I've never blogged on wine kits before so I figure I would give it a shot to lend some information on the process for beginners. These kits come in tons of varieties. I'll plug MD Homebrew here as usual as they have a nice selection of these kits and everything you will need to be successful at wine making. I have only done a few random kits over the years because wine making typically takes longer than making beer in terms of aging. In terms of the brewing or making process it is much easier. There is no boiling involved, just a bunch of racking back and forth into clean fermenters from time to time and putting in some additives here and there.
To get started I used a Pinot Grigio kit. I chose this kit because it's a white wine and they usually can be consumed a lot earlier than red wines. Most reds need to age at least 6 months before you open one and try it. The Pinot kit was a little over $100 but it makes thirst 750ml bottles of good table wine so it works out to be between $3-4 per bottle which isn't too shabby considering you'll pay double that at a wine shop for the cheapest stuff they have. Now, this wine will not sit up against a $50 bottle. It will however hold its on in the $15-$20 range.

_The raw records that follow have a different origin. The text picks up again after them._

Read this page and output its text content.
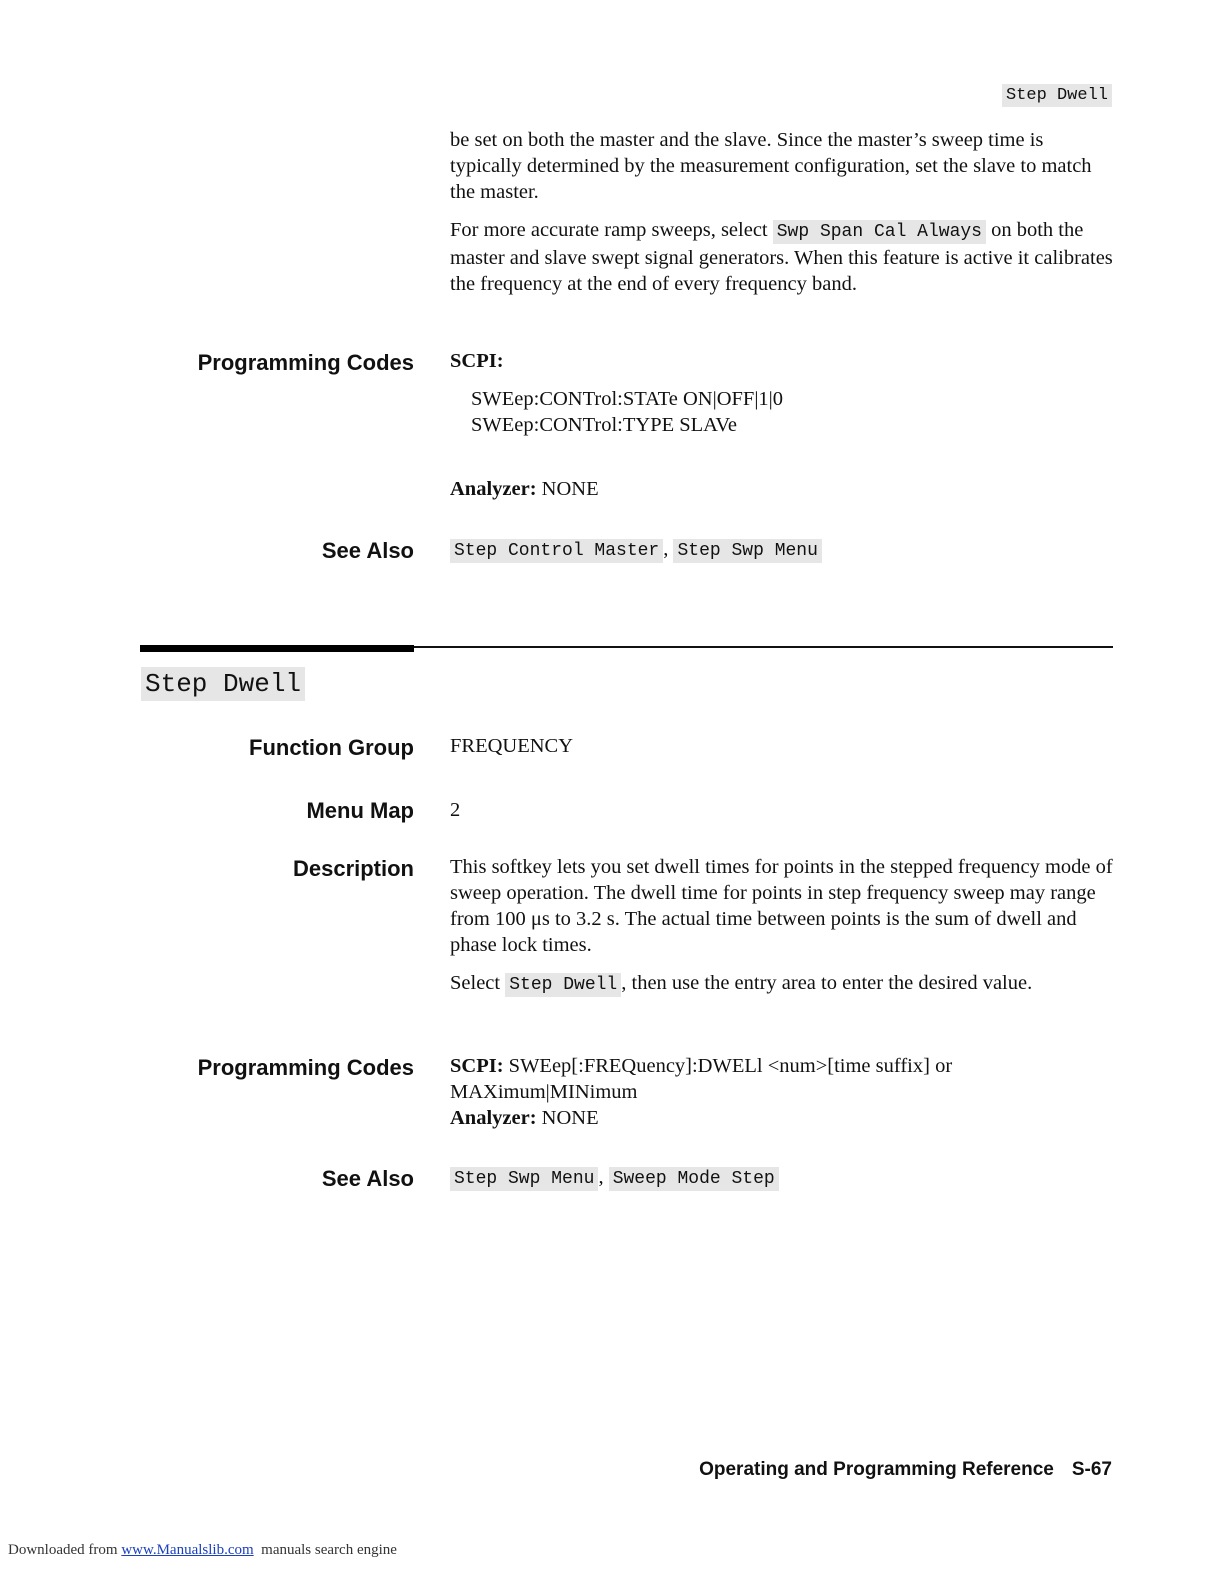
Step Dwell

be set on both the master and the slave. Since the master’s sweep time is typically determined by the measurement configuration, set the slave to match the master.

For more accurate ramp sweeps, select Swp Span Cal Always on both the master and slave swept signal generators. When this feature is active it calibrates the frequency at the end of every frequency band.

Programming Codes SCPI:

SWEep:CONTrol:STATe ON|OFF|1|0

SWEep:CONTrol:TYPE SLAVe

Analyzer: NONE

See Also Step Control Master , Step Swp Menu
Step Dwell
Function Group FREQUENCY
Menu Map 2
Description This softkey lets you set dwell times for points in the stepped frequency mode of sweep operation. The dwell time for points in step frequency sweep may range from 100 μs to 3.2 s. The actual time between points is the sum of dwell and phase lock times.

Select Step Dwell , then use the entry area to enter the desired value.

Programming Codes SCPI: SWEep[:FREQuency]:DWELl <num>[time suffix] or MAXimum|MINimum

Analyzer: NONE

See Also Step Swp Menu , Sweep Mode Step
Operating and Programming Reference S-67
Downloaded from www.Manualslib.com manuals search engine
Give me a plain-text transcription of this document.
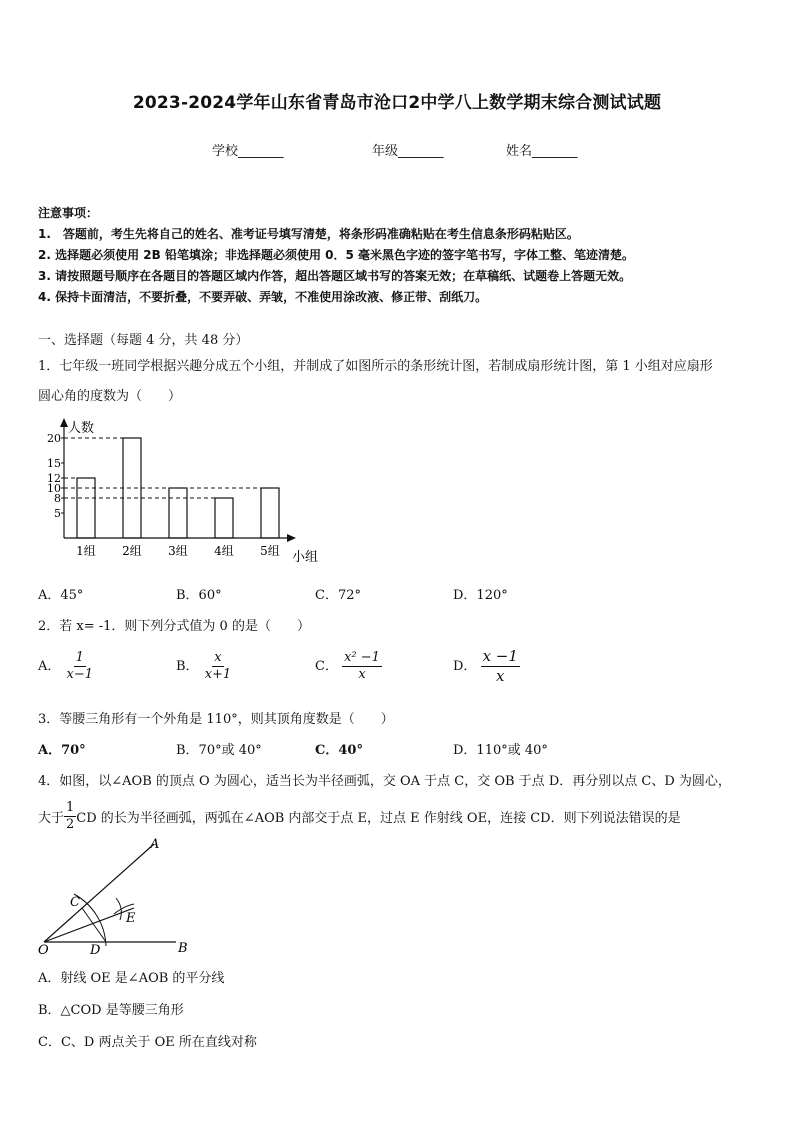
2023-2024学年山东省青岛市沧口2中学八上数学期末综合测试试题
学校_______	年级_______	姓名_______
注意事项：
1.　答题前，考生先将自己的姓名、准考证号填写清楚，将条形码准确粘贴在考生信息条形码粘贴区。
2. 选择题必须使用 2B 铅笔填涂；非选择题必须使用 0．5 毫米黑色字迹的签字笔书写，字体工整、笔迹清楚。
3. 请按照题号顺序在各题目的答题区域内作答，超出答题区域书写的答案无效；在草稿纸、试题卷上答题无效。
4. 保持卡面清洁，不要折叠，不要弄破、弄皱，不准使用涂改液、修正带、刮纸刀。
一、选择题（每题 4 分，共 48 分）
1．七年级一班同学根据兴趣分成五个小组，并制成了如图所示的条形统计图，若制成扇形统计图，第 1 小组对应扇形
圆心角的度数为（　　）
人数
小组
20
15
12
10
8
5
1组 2组 3组 4组 5组
A．45°	B．60°	C．72°	D．120°
2．若 x= -1．则下列分式值为 0 的是（　　）
A． $\frac{1}{x-1}$	B． $\frac{x}{x+1}$	C． $\frac{\text{x² −1}}{x}$	D． $\frac{x -1}{x}$
3．等腰三角形有一个外角是 110°，则其顶角度数是（　　）
A．70°	B．70°或 40°	C．40°	D．110°或 40°
4．如图，以∠AOB 的顶点 O 为圆心，适当长为半径画弧，交 OA 于点 C，交 OB 于点 D．再分别以点 C、D 为圆心，
大于 $\frac{1}{2}$ CD 的长为半径画弧，两弧在∠AOB 内部交于点 E，过点 E 作射线 OE，连接 CD．则下列说法错误的是
O
A
B
C
D
E
A．射线 OE 是∠AOB 的平分线
B．△COD 是等腰三角形
C．C、D 两点关于 OE 所在直线对称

The process is rather simple. Clean and sanitize a fermenter that is at least 6 gallons. You need the headspace for fermentation and also for some additional water later on. Once you have a clean and sanitized fermenter, you just add the juice from the bag in and add whatever water the instructions tell you. To be honest the instructions actually are quite good with these kits. Add in the packet of dry yeast and seal the bucket with a lid and airlock full of sanitizer. At this point just let the bucket sit for a week or so at room temperature. Fermentation will begin and you'll notice air bubbles coming from the airlock and you'll be able to smell the wine through the airlock usually.
The instructions say after a week or so to check the gravity with a hydrometer. The next step (which is the step I am on right no with this kit) is to transfer the wine off the yeast into another clean and sanitized fermenter. I did that Sunday and it ended up looking pretty cloudy. In a day or two however so far this week the top half of the wine has cleared and looks more polished. I will do the next steps this weekend which involve adding a little water and then some of the stabilizers and clarifiers. One thing I really like about these kits is they have little to no sulfates for preservatives. That's the stuff that usually gives you a headache when you drink wine. I'll post up again when I do the next racking with some pictures of the product.